From: Bryan J. Maloney (jacobus@sonata.cc.purdue.edu)
Date: Thu 05 May 1994 - 09:38:12 EEST
I would classify the GLs as SCIENTISTIC rather than scientific in their thinking. They were deductionists rather than inductionists, and, practiced a pseudo-science because they never appreciated or tested the limits of Falsification. (Of course, since my model of
SPOT ON! Give that man the anatomically correct Vanna White doll! As a working scientist, I get so damned irked when people point to the Godlearners as being "scientific" in their approach to the world. They were technocratic, they were scientistic, but they were certainly not scientific. To quote an English biochemist: "I got into science because I wanted to discover absolute truth, to seek perfect knowledge, and to determine the underlying system of reality. This is like becoming an Archbishop to meet girls."

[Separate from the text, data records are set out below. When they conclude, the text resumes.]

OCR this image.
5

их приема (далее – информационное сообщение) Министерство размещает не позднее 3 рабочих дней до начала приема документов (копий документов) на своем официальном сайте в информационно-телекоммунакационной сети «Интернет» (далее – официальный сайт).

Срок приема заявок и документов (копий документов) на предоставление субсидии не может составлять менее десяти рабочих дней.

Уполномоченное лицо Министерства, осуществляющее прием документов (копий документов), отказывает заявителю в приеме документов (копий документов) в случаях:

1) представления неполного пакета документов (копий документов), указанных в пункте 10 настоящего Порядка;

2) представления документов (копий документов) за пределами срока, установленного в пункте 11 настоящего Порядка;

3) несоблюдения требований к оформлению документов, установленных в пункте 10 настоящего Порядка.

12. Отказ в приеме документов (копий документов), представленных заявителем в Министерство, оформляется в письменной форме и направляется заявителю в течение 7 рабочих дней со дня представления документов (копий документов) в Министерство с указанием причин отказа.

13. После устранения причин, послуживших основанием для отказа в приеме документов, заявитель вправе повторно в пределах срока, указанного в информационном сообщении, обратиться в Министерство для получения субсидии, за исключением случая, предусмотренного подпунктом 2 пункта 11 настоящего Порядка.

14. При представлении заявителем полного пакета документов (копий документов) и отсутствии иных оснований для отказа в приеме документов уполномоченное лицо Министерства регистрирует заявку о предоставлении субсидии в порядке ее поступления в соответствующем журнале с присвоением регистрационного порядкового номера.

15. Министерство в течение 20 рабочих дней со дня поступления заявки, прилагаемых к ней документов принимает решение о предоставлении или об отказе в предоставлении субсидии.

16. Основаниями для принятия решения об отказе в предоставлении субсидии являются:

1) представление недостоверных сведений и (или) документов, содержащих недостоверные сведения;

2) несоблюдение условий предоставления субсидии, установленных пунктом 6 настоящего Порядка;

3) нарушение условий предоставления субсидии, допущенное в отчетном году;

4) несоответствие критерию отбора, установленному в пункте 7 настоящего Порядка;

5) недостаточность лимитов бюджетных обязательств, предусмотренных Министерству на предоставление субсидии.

It is UNCERTAINTY that drives science. It is technocracy that posits that our current knowledge can "solve everything". The Godlearners had an _a priori_ "system" and they tried to shove all Glorantha into it. For real scientists, all systems are provisional and temporary. The systems used thirty years ago are not today. The scientific truth of today will be regarded as quaint tomorrow.
I believe the GLs were more like Christian theologians than inductivist empiricists: theologians compiling and comparing their sometimes contradictory proof texts, arriving at some kind of untestable synthesis, and then suddenly being confronted with the wider discourses of other world religious systems. We all know what a crock the GL cult write ups are. Of course, I accept that on the literary level (see above) the GLs are an ironic sendup/criticism of modernist empirical thinking and its dangers.

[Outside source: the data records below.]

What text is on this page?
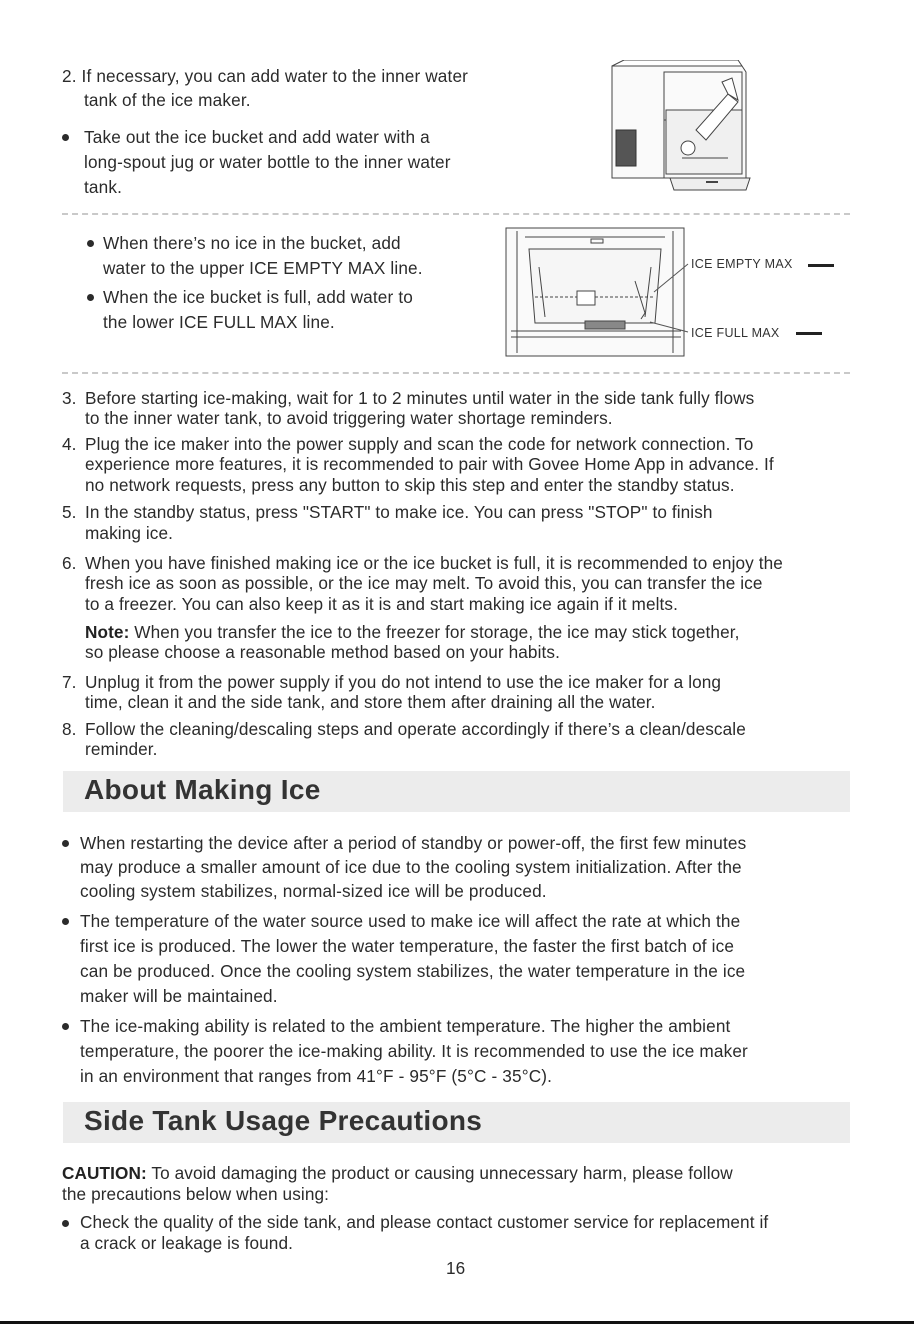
2. If necessary, you can add water to the inner water
tank of the ice maker.
Take out the ice bucket and add water with a
long-spout jug or water bottle to the inner water
tank.
When there’s no ice in the bucket, add
water to the upper ICE EMPTY MAX line.
When the ice bucket is full, add water to
the lower ICE FULL MAX line.
ICE EMPTY MAX
ICE FULL MAX
3. Before starting ice-making, wait for 1 to 2 minutes until water in the side tank fully flows
to the inner water tank, to avoid triggering water shortage reminders.
4. Plug the ice maker into the power supply and scan the code for network connection. To
experience more features, it is recommended to pair with Govee Home App in advance. If
no network requests, press any button to skip this step and enter the standby status.
5. In the standby status, press "START" to make ice. You can press "STOP" to finish
making ice.
6. When you have finished making ice or the ice bucket is full, it is recommended to enjoy the
fresh ice as soon as possible, or the ice may melt. To avoid this, you can transfer the ice
to a freezer. You can also keep it as it is and start making ice again if it melts.
Note: When you transfer the ice to the freezer for storage, the ice may stick together,
so please choose a reasonable method based on your habits.
7. Unplug it from the power supply if you do not intend to use the ice maker for a long
time, clean it and the side tank, and store them after draining all the water.
8. Follow the cleaning/descaling steps and operate accordingly if there’s a clean/descale
reminder.
About Making Ice
When restarting the device after a period of standby or power-off, the first few minutes
may produce a smaller amount of ice due to the cooling system initialization. After the
cooling system stabilizes, normal-sized ice will be produced.
The temperature of the water source used to make ice will affect the rate at which the
first ice is produced. The lower the water temperature, the faster the first batch of ice
can be produced. Once the cooling system stabilizes, the water temperature in the ice
maker will be maintained.
The ice-making ability is related to the ambient temperature. The higher the ambient
temperature, the poorer the ice-making ability. It is recommended to use the ice maker
in an environment that ranges from 41°F - 95°F (5°C - 35°C).
Side Tank Usage Precautions
CAUTION: To avoid damaging the product or causing unnecessary harm, please follow
the precautions below when using:
Check the quality of the side tank, and please contact customer service for replacement if
a crack or leakage is found.
16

Except that the Godlearners were NOT empirical thinkers, they were Platonic realists, which is about as far away from empiricism as you can get.

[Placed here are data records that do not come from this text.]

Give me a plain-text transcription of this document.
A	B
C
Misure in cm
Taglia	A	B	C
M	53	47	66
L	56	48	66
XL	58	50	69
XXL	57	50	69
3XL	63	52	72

Perhaps most tellingly, I think Greg's attitude to the GLs comes pretty directly from Joseph Campbell, and is intended as a lesson in what happens if you try to manipulate myths scientistically rather than from an involved cultural perspective. (Prospective Heroquesters take note! - "no questing without respect and humility".) To quote Big Jo:
This is interesting, since I consider Joseph Campbell to be the prototypic Godlearner with his "all heroes are one" and like crap.